FREE RADICAL SCAVENGING ACTIVITY: DPPH TEST

INTRODUCTION

There is considerable evidence that free radicals induce oxidative damage to biomolecules. This damage causes aging, accelerates inflammation and severe other diseases.

Antioxidants which scavenge free radicals are known to possess an important role in preventing these free radical scavenging conditions.

OBJECTIVE

The objective of this study was to evaluate the capacity of Superox-C™ to scavenge free radicals using the DPPH methodology.

PROTOCOL

Principle

Free radicals scavenging capacity of Superox-C™ was evaluated by DPPH (1,1-diphenyl-2-picryl hydrazyl) test1.

The DPPH assay is commonly used as a simple test of free radical scavenging ability in the food industry and is regarded as reproducible and accurate2.

A simple method has been developed to determine the antioxidant activity.
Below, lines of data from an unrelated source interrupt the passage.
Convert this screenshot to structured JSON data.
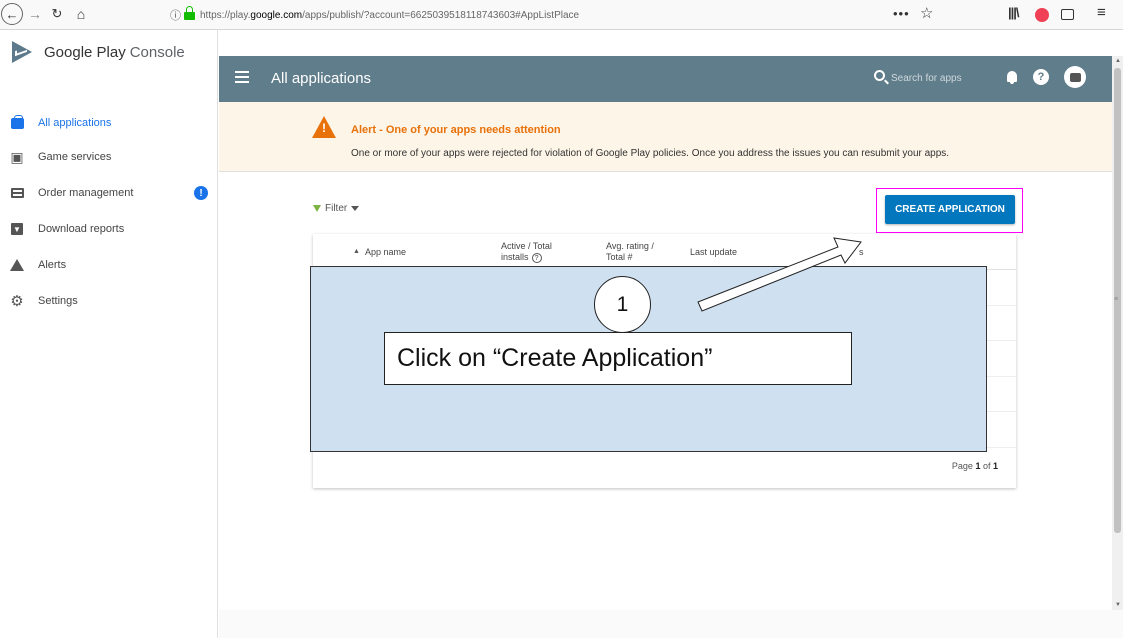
{
  "browser": {
    "url_prefix": "https://play.",
    "url_domain": "google.com",
    "url_suffix": "/apps/publish/?account=6625039518118743603#AppListPlace",
    "url_actions": "•••"
  },
  "sidebar": {
    "brand_title": "Google Play",
    "brand_sub": "Console",
    "items": [
      {
        "label": "All applications",
        "icon": "apps-icon"
      },
      {
        "label": "Game services",
        "icon": "game-icon"
      },
      {
        "label": "Order management",
        "icon": "order-icon"
      },
      {
        "label": "Download reports",
        "icon": "download-icon"
      },
      {
        "label": "Alerts",
        "icon": "alert-icon"
      },
      {
        "label": "Settings",
        "icon": "gear-icon"
      }
    ],
    "order_badge": "!"
  },
  "header": {
    "title": "All applications",
    "search_placeholder": "Search for apps"
  },
  "alert": {
    "title": "Alert - One of your apps needs attention",
    "message": "One or more of your apps were rejected for violation of Google Play policies. Once you address the issues you can resubmit your apps."
  },
  "toolbar": {
    "filter_label": "Filter",
    "create_label": "CREATE APPLICATION"
  },
  "table": {
    "columns": [
      {
        "line1": "App name",
        "line2": ""
      },
      {
        "line1": "Active / Total",
        "line2": "installs"
      },
      {
        "line1": "Avg. rating /",
        "line2": "Total #"
      },
      {
        "line1": "Last update",
        "line2": ""
      },
      {
        "line1": "s",
        "line2": ""
      }
    ],
    "pager_prefix": "Page ",
    "pager_current": "1",
    "pager_mid": " of ",
    "pager_total": "1"
  },
  "overlay": {
    "step": "1",
    "instruction": "Click on “Create Application”"
  },
  "colors": {
    "header_bg": "#607d8b",
    "accent": "#0277bd",
    "alert_orange": "#e8710a",
    "highlight": "#ff00ff",
    "overlay_bg": "#cfe0f1"
  }
}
The odd electron in the DPPH free radical gives a strong absorption maximum at 517 nm and is purple in color. The color turns from purple to

yellow as the molar absorptivity of the DPPH radical at 517 nm reduces from 9660 to 1640 when the odd electron

of DPPH radical becomes paired with a hydrogen from a free radical scavenging antioxidant to form the reduced DPPH-H. The resulting decolorization is stoichiometric with respect to number of electrons captured.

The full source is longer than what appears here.